If you believe that you can end your employment amicably, be sure to provide plenty of notice so that a replacement can be found. This will help to ease the transition while also giving you plenty of time to prepare for your next job. Address your supervisor respectfully, and, if relevant, explain why you're ready to move on.
4 Job Hunting Tips
Begin your search for your next job before you leave your current position. Unfortunately, no matter how valid your reason for leaving, you'll find that prospective employers are far more receptive to applicants who are already employed. The longer you go without work, the more difficult you'll find getting a response. Other essentials for a successful job search include:
- Networking. As mentioned previously, networking can be surprisingly easy when you leave your previous employer on good terms. To begin, leverage your existing network to find opportunities. Don't forget to take advantage of social media platforms such as LinkedIn, Facebook, and Twitter, all of which offer excellent opportunities for connecting with influential individuals who can help you score your next job.
- Revise your resume. Your updated resume should reflect any skills or credentials you've recently acquired. Employers care not only about the span of your career but also your commitment to keeping up to date with evolving industry trends.
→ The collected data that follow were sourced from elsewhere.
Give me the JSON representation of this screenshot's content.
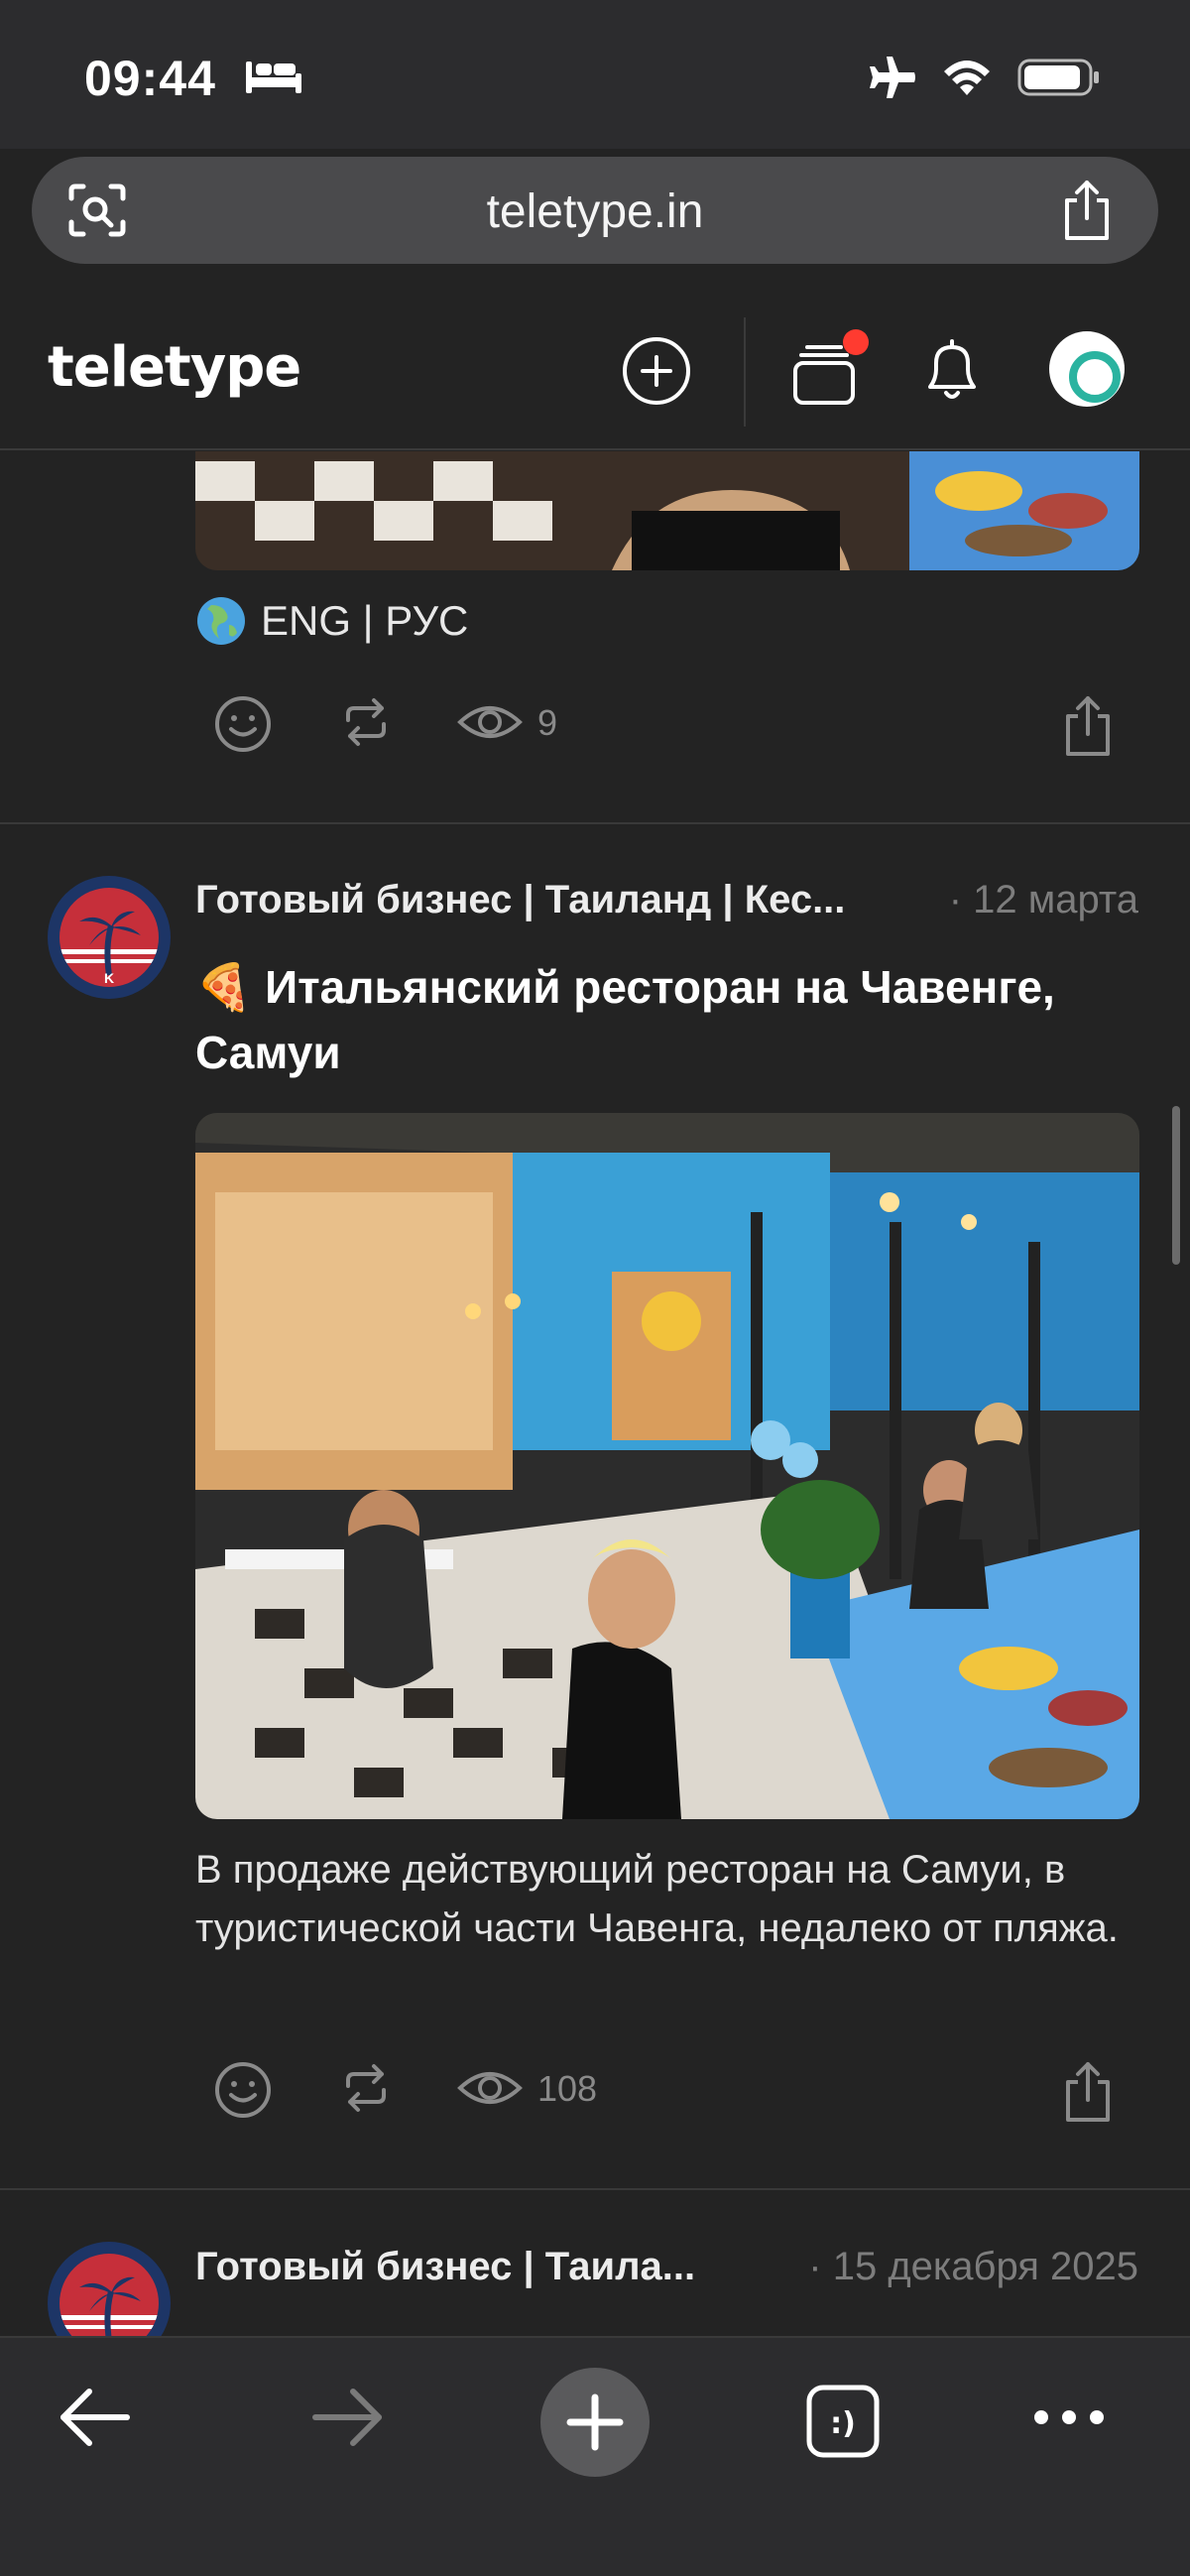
{
  "status_bar": {
    "time": "09:44"
  },
  "browser": {
    "url": "teletype.in"
  },
  "header": {
    "logo": "teletype"
  },
  "post_prev": {
    "languages": "ENG | РУС",
    "views": "9"
  },
  "post_main": {
    "author": "Готовый бизнес | Таиланд | Кес...",
    "date": "· 12 марта",
    "title_emoji": "🍕",
    "title": "Итальянский ресторан на Чавенге, Самуи",
    "excerpt": "В продаже действующий ресторан на Самуи, в туристической части Чавенга, недалеко от пляжа.",
    "views": "108"
  },
  "post_next": {
    "author": "Готовый бизнес | Таила...",
    "date": "· 15 декабря 2025"
  },
  "colors": {
    "background": "#232323",
    "chrome": "#2c2c2e",
    "notification": "#ff3b30"
  }
}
- Research potential employers. Your resume, cover letter, and interviews should all be customized based on the specific attributes of your potential employer. Applying for a job with a nonprofit or a small business will look different than submitting your resume to a major company. Likewise, adjustments may be required based on corporate culture. While you should strive for authenticity throughout this process, it's also important to demonstrate why you're interested in working for a particular employer and how this organization will benefit from hiring you.
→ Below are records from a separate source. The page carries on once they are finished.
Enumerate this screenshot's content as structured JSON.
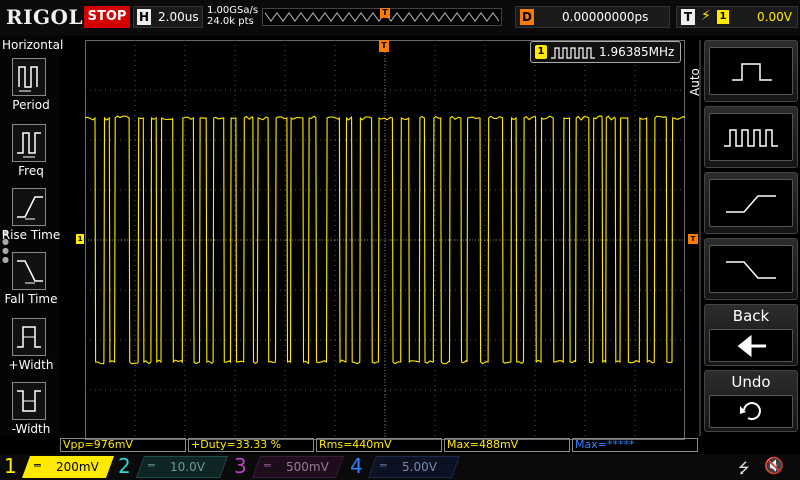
{
  "topbar": {
    "logo": "RIGOL",
    "run_state": "STOP",
    "horizontal_key": "H",
    "timebase": "2.00us",
    "sample_rate": "1.00GSa/s",
    "memory_depth": "24.0k pts",
    "delay_key": "D",
    "delay_value": "0.00000000ps",
    "trigger_key": "T",
    "trigger_channel": "1",
    "trigger_level": "0.00V"
  },
  "left_menu": {
    "title": "Horizontal",
    "items": [
      {
        "label": "Period",
        "icon": "period-icon"
      },
      {
        "label": "Freq",
        "icon": "frequency-icon"
      },
      {
        "label": "Rise Time",
        "icon": "rise-time-icon"
      },
      {
        "label": "Fall Time",
        "icon": "fall-time-icon"
      },
      {
        "label": "+Width",
        "icon": "positive-width-icon"
      },
      {
        "label": "-Width",
        "icon": "negative-width-icon"
      }
    ]
  },
  "measurement_box": {
    "channel": "1",
    "value": "1.96385MHz"
  },
  "right_menu": {
    "mode_label": "Auto",
    "keys": [
      {
        "icon": "single-pulse-icon"
      },
      {
        "icon": "pulse-train-icon"
      },
      {
        "icon": "rising-edge-icon"
      },
      {
        "icon": "falling-edge-icon"
      },
      {
        "label": "Back",
        "icon": "left-arrow-icon"
      },
      {
        "label": "Undo",
        "icon": "undo-icon"
      }
    ]
  },
  "measurements": [
    {
      "text": "Vpp=976mV"
    },
    {
      "text": "+Duty=33.33 %"
    },
    {
      "text": "Rms=440mV"
    },
    {
      "text": "Max=488mV"
    },
    {
      "text": "Max=*****"
    }
  ],
  "channels": [
    {
      "num": "1",
      "scale": "200mV",
      "color": "#ffea00"
    },
    {
      "num": "2",
      "scale": "10.0V",
      "color": "#2bd6d6"
    },
    {
      "num": "3",
      "scale": "500mV",
      "color": "#c040c0"
    },
    {
      "num": "4",
      "scale": "5.00V",
      "color": "#3080ff"
    }
  ],
  "colors": {
    "ch1": "#ffea00",
    "trigger": "#ff7a00",
    "stop": "#d40000"
  },
  "waveform": {
    "channel": "1",
    "high_level_mv": 488,
    "low_level_mv": -488,
    "frequency": "1.96385MHz",
    "duty": "33.33 %"
  }
}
- Brush up on your interview skills. Once you've wowed a prospective employer with your resume and cover letter, it's time to follow up with an interview. Unfortunately, even the best job candidates can limit their chances of finding work if they struggle to demonstrate confidence and trustworthiness during the interview process. To prepare, draft a series of anticipated interview questions and practice answering them naturally—without a memorized script. Better yet, film yourself in a mock interview to identify where you can improve.
Should You Consider a Different Career Path? What About Returning to College?
What if the problem doesn't lie with your specific position, but rather, your field in general? If you're ready to switch career fields, you may require additional training or education. Take a personal inventory to determine where your passion truly lies and do your research to get a sense of typical requirements for potential jobs.
Depending on your experience and your adapted professional goals, you may find it easier and more fulfilling to embark on a new career journey after you've returned to school. If you already have your bachelor's, you might be able to get the training you need (or even a pay boost) by enrolling in a master's degree program or obtaining a certificate. Academic and career advisors can help you pinpoint what you need to take the next step in your career journey.